Has anyone here had experience with the Labor Standards Inspection Office or Labor Tribunal?
I'd be interested to hear from anyone who has gone through the Japanese labor system, whether with the Labor Standards Inspection Office (LSIO), Labor Bureau, Labor Tribunal, or the courts.
How did your real experience compare with what you found online or what the law says?
For some background, I've worked for a number of companies in Japan over the years and almost all of them had questionable contracts. I'd always read that statutory law overrides illegal contract terms, so I assumed there were protections if things went wrong.
In this case, I worked for the same company for two years.
During the first year I was employed on a part-time employment contract. The company split my wages into two payment channels, only recorded one set of hours, and, according to the manager at the time, this was done to avoid paying social insurance contributions. They also failed to provide complete payslips and tax documents covering all of the hours worked.
In the second year they changed my contract to an outsourcing agreement. There was no real negotiation about how this business-to-business relationship would work. However, the actual work didn't change. The company still controlled my schedule, classes, work, invoices and pay. They even calculated and prepared invoices in my name each month, meaning they were effectively self-billing in my name.

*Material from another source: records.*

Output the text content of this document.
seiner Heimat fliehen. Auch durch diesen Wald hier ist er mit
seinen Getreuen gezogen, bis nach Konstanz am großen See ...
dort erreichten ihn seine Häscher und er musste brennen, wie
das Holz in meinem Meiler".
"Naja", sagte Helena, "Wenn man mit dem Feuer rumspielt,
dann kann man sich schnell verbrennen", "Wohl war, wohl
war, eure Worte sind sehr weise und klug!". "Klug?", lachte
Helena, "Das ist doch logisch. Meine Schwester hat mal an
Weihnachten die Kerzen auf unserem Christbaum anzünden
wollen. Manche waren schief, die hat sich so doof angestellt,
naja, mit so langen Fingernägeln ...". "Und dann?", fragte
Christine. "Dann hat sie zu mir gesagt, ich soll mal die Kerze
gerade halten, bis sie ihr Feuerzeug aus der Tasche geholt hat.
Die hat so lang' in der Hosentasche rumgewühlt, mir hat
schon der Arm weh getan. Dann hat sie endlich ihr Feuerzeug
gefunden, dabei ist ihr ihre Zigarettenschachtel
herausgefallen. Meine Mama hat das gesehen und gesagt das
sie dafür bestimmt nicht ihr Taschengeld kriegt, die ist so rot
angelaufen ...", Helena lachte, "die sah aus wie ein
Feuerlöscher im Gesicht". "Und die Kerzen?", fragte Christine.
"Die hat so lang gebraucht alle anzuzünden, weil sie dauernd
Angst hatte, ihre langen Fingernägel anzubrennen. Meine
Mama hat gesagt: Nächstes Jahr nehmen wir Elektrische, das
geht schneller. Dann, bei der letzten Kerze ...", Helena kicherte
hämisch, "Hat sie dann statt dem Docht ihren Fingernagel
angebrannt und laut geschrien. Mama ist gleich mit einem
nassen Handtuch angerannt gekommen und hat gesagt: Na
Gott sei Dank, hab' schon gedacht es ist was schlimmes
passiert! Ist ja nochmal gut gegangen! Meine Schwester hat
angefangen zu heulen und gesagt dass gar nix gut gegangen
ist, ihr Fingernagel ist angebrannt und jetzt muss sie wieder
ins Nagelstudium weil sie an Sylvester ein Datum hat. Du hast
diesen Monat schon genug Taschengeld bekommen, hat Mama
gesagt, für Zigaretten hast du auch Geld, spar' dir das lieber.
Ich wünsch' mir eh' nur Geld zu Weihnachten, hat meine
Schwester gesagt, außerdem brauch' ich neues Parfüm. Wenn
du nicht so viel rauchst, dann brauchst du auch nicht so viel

Eventually the owner started paying different rates from what the contract specified. They also deducted consumption tax and withholding tax from my transportation reimbursement. I refused to sign invoices that didn't match the contract, and shortly afterwards the company ended the relationship after I insisted that the invoices comply with the contract.
I spent months reading the Labor Standards Act, Fair Trade rules, government guidance, court cases, and even used ChatGPT and Gemini to help understand and translate the law. Everything I found suggested there were legal protections if an employer operated this way, and that at least some aspects of the company's systems could raise issues under both labor and fair trade laws.
So I gathered evidence, organized contracts, payment records, reports and timelines, and approached the relevant government departments.
My experience, however, has been much more difficult than I expected. The very first response I received from the LSIO was essentially, "Why do you care if you got paid?" That immediately made me question whether my concerns were being taken seriously. While some officials—particularly at the tax office—have been helpful, I found that investigations move slowly, responsibilities overlap between agencies, and departments often refer you somewhere else. Actually getting problems corrected has been far more difficult than simply identifying them.
I'm curious whether anyone else has had a similar experience.
- Did the system work for you?
- Did you find a lawyer willing to take your case?
- Were you able to successfully challenge a black company?
- Did the Labor Standards Inspection Office or Labor Tribunal actually resolve your problem?
- If you could do it again, what would you do differently?
I'd really appreciate hearing from people who have actually been through the process.